11h45. Entro na sala com o celular na mão e pergunto em inglês para a professora se eu estava na sala correta. Gentilmente e com um sorriso no rosto ela responde, em norueguês, que sim. Durante a chamada eu tentava decifrar os países de onde toda aquela gente havia vindo. China, Paquistão, India…México… Colômbia! Enfim, eu estava pisando em um terreno amigo. Poderia falar em português, quem sabe!

Durante a aula, eu, sentada na primeira fileira e atenta, tentava entender o que a professora dizia. “Forstår du?” (entendeu?). Minha cara de paisagem certamente respondeu por mim. Eu não estava entendendo nada. Chorei que nem uma criança assustada. Ao final da aula Marina, a professora russa que se mudou para Oslo há alguns atrás, se aproximou e disse: “No início é complicado, mantenha a calma e o foco”. Ninguém falou comigo. Cheguei sozinha e fui embora sozinha. Nada de português ou espanhol. Uma ou outra palavra em inglês e todo o resto e que resto, em norueguês. Em casa, Tomas tentava me acalmar. “Não volto mais” – eu dizia. Mas, no dia seguinte, lá estava eu com a minha mochila colorida nas costas, pronta par um novo dia e uma nova professora.
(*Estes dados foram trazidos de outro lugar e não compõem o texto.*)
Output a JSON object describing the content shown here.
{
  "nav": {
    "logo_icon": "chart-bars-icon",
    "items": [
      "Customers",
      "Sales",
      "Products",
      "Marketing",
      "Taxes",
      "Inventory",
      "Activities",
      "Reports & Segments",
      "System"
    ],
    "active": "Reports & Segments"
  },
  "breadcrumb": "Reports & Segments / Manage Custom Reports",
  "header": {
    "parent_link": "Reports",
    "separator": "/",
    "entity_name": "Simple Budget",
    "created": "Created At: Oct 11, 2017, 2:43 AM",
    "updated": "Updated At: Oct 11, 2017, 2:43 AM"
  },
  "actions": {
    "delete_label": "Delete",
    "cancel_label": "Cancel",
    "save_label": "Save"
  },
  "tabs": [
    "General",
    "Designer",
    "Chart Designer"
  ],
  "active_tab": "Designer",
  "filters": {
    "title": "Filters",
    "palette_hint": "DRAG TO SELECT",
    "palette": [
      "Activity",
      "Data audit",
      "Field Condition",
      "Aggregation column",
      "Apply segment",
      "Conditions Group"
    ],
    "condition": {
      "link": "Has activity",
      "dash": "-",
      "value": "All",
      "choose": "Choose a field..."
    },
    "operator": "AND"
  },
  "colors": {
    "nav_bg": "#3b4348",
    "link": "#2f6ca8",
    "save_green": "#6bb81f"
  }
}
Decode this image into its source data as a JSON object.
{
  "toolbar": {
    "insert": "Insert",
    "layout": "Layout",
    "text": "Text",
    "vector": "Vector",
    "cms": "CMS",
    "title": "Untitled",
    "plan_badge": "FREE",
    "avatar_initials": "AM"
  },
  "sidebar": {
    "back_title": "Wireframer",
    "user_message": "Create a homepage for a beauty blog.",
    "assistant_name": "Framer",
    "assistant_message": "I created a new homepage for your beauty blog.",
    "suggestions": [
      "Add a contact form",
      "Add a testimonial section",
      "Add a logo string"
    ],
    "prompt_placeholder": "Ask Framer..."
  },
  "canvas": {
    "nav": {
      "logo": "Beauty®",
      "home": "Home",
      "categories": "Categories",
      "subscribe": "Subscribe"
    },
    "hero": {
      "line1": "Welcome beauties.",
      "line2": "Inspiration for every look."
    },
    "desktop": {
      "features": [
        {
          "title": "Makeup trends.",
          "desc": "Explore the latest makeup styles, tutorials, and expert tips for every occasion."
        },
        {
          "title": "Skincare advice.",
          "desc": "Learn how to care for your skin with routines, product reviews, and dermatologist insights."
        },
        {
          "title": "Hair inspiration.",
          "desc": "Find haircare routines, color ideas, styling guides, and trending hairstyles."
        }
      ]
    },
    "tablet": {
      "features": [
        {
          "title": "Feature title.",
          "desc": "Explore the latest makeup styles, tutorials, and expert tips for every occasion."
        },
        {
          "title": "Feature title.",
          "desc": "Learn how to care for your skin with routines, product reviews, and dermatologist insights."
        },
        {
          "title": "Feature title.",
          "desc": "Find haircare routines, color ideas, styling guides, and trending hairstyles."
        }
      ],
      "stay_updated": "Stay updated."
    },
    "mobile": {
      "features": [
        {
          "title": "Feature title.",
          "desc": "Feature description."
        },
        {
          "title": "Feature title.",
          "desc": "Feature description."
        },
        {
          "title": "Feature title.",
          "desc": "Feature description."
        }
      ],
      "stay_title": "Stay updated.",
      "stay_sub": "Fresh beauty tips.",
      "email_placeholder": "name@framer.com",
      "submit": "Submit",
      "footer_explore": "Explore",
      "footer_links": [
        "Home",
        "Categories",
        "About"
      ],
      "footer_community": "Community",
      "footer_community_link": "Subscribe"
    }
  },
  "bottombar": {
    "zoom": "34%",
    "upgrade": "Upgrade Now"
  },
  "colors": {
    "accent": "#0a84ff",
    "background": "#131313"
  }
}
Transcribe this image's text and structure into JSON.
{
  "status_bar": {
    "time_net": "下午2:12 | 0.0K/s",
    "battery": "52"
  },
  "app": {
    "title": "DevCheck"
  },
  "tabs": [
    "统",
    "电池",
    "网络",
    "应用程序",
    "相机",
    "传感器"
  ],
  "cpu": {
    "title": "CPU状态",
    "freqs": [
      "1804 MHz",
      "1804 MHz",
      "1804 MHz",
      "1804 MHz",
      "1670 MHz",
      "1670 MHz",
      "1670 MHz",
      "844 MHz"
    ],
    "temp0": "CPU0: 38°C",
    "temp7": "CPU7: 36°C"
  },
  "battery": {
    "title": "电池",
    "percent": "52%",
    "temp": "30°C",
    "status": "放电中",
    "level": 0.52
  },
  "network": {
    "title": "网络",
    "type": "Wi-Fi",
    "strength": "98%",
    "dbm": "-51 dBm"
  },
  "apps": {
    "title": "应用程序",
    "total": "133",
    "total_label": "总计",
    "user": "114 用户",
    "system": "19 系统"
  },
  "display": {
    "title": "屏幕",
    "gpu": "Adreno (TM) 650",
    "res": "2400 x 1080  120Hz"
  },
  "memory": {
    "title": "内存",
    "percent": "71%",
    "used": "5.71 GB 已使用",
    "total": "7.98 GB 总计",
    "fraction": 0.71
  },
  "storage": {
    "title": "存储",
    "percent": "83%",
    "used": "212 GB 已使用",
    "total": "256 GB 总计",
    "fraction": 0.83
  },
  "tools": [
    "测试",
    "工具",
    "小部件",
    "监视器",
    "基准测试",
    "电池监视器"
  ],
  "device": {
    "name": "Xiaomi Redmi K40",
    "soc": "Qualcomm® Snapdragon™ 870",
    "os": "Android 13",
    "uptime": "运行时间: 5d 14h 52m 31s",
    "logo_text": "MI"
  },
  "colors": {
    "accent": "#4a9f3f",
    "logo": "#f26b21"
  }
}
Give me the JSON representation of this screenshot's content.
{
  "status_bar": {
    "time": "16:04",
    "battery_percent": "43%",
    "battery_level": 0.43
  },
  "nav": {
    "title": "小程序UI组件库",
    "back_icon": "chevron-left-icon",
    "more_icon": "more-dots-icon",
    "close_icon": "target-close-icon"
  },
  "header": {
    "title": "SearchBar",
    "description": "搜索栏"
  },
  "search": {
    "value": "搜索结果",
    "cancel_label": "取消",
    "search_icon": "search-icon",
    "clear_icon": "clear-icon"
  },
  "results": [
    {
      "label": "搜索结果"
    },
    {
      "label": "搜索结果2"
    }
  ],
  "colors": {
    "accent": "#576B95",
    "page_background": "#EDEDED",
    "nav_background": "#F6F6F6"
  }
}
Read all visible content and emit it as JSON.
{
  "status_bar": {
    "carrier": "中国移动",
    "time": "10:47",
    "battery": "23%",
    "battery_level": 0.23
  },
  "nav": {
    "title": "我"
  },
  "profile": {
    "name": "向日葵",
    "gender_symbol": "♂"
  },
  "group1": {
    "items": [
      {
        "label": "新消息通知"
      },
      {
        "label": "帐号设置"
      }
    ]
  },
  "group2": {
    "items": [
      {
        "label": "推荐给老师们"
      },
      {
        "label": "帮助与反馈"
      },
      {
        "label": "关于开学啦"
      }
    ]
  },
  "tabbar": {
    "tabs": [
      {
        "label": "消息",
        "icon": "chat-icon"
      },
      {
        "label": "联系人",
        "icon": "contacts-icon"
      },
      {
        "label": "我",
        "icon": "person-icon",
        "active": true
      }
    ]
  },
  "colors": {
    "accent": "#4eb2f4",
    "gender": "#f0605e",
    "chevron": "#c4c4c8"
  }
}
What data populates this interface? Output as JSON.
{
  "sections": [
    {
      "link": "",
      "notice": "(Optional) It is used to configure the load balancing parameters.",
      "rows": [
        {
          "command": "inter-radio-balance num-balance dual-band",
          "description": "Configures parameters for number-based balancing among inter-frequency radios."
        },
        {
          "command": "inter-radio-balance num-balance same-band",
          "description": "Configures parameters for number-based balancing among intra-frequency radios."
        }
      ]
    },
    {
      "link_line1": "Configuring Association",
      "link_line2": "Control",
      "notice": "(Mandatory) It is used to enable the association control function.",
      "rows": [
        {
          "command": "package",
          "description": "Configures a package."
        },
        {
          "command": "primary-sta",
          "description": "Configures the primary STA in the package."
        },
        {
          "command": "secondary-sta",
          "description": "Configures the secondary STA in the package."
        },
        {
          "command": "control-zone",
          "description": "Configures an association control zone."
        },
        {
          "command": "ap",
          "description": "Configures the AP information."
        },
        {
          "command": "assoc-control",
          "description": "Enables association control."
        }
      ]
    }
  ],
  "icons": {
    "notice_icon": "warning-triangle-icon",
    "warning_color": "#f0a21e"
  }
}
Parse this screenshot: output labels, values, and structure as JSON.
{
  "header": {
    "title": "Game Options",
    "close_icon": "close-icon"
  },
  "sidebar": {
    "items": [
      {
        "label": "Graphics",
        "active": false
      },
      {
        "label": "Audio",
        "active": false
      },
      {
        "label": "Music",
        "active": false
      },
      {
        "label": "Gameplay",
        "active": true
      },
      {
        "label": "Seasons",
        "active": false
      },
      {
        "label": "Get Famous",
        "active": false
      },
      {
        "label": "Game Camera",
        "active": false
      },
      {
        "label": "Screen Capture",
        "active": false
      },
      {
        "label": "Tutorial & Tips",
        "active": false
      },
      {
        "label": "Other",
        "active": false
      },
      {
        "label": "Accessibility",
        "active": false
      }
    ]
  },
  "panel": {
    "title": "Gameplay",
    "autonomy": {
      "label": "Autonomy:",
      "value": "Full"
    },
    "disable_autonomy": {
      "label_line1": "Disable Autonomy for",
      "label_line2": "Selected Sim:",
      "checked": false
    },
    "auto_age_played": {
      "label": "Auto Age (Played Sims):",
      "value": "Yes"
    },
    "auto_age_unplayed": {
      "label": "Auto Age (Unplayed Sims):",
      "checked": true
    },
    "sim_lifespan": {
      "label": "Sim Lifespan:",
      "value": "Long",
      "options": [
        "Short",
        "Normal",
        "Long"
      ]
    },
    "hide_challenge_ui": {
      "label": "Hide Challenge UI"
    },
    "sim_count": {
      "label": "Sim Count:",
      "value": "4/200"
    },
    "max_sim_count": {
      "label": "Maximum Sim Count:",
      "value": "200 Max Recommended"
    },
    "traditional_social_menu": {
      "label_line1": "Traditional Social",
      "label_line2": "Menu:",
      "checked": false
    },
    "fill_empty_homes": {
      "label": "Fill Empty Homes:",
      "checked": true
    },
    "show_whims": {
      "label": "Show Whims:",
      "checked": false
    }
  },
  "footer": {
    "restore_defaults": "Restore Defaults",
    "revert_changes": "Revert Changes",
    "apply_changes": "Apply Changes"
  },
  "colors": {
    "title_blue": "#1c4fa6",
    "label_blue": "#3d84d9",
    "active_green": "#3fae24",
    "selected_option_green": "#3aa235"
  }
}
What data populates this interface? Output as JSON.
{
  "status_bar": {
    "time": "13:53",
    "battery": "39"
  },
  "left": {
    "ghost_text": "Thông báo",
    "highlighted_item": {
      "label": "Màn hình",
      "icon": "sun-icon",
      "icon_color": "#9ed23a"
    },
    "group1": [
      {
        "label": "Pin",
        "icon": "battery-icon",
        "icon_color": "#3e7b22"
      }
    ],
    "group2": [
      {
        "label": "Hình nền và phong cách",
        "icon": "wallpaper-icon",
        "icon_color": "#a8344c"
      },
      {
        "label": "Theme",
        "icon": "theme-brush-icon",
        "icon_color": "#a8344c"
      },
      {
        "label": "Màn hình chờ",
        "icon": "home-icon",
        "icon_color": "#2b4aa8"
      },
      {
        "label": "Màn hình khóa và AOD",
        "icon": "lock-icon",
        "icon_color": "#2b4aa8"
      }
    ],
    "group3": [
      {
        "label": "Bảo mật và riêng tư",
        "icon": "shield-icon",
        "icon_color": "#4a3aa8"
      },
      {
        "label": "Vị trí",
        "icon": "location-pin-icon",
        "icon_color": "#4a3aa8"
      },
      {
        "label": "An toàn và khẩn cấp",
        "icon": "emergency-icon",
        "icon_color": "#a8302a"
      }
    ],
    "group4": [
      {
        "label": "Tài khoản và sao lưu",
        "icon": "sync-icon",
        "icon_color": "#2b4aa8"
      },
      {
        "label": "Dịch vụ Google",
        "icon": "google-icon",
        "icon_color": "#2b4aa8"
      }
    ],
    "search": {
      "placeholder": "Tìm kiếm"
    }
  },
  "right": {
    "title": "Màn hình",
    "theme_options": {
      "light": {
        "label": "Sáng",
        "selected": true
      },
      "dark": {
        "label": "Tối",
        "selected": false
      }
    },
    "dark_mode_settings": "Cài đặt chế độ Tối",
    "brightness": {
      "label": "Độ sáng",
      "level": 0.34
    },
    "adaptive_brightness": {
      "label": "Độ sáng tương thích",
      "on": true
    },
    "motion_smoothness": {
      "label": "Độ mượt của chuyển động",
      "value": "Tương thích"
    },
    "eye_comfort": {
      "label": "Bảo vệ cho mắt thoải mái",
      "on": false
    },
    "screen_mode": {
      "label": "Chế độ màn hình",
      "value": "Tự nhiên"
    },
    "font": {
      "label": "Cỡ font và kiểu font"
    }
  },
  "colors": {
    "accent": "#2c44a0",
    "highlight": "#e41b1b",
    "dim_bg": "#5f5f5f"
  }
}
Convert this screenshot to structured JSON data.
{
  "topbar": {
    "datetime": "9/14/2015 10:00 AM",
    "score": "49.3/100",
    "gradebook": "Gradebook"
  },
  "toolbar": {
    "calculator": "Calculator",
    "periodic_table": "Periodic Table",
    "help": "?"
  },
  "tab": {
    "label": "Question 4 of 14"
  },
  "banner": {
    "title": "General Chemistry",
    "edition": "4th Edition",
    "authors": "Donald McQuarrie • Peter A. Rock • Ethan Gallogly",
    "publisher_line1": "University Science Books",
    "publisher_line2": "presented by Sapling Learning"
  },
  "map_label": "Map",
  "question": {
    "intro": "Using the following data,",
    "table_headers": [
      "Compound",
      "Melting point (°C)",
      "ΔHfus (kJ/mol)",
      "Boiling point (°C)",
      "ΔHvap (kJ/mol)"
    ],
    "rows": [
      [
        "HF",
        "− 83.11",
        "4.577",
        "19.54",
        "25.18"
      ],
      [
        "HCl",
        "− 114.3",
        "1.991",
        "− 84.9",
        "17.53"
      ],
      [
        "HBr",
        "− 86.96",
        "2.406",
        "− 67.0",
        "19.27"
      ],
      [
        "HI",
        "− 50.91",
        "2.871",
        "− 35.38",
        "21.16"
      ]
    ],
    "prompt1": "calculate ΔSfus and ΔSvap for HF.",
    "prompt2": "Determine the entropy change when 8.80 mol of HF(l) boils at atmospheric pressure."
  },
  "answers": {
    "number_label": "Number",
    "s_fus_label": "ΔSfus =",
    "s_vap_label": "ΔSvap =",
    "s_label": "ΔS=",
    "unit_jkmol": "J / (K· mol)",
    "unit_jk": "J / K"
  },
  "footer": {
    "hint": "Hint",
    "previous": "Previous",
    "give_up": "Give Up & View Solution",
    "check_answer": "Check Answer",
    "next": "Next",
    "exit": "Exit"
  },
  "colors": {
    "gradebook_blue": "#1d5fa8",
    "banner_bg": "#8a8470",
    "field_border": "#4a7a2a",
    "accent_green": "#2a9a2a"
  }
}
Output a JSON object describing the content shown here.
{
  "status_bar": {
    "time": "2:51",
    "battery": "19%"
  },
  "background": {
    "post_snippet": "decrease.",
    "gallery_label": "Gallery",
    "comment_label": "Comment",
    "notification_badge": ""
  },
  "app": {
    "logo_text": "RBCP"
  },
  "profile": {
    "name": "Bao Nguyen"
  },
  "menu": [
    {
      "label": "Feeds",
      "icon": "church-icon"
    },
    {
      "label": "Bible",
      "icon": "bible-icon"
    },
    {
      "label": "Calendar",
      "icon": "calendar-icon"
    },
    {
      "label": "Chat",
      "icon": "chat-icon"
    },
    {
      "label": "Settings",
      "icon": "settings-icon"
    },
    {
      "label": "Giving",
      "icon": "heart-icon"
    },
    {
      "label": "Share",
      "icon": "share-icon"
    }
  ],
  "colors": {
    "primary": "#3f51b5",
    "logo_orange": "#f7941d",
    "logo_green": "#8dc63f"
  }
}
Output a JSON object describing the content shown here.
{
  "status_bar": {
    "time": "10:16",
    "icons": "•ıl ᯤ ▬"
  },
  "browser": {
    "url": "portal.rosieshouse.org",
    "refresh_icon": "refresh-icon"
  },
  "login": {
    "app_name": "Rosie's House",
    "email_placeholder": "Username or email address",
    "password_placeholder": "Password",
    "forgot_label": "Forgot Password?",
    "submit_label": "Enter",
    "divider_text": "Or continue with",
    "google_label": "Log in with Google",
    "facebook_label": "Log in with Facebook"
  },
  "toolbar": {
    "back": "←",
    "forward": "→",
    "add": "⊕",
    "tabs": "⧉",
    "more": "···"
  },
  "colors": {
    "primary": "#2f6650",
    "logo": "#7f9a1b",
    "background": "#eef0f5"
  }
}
Aida, veio do Kosovo jovem. Já foi dançarina e guia de museu em Bergen. Hoje, aos 38, diz que ama lecionar e não se vê fazendo algo diferente. A aula foi tranquila e antes da pausa ela me perguntou se eu estava bem. Disse que sim e que agora eu me sentia mais tranquila. “Você consegue”. Ela disse e se despediu.

No intervalo foquei em conhecer alguém. Qualquer pessoa que falasse, até porque são tantos meses aqui e nenhum amigo. Mirei na mexicana Vanessa. Apontei e … “Oi Vanessa, você é de onde?” Bullshit. Icebreaker. Ela riu e respondeu em espanhol. A partir desse dia não soltei ela mais. A nós se juntaram Thapa, do Nepal, Vanina e Valentina, da Bulgária, Irina, de Moldova e Alberto, colombiano. Como diria Vanessa: Los latinos. As pessoas com que eu me sento no intervalo, estudo, gargalho e tudo mais.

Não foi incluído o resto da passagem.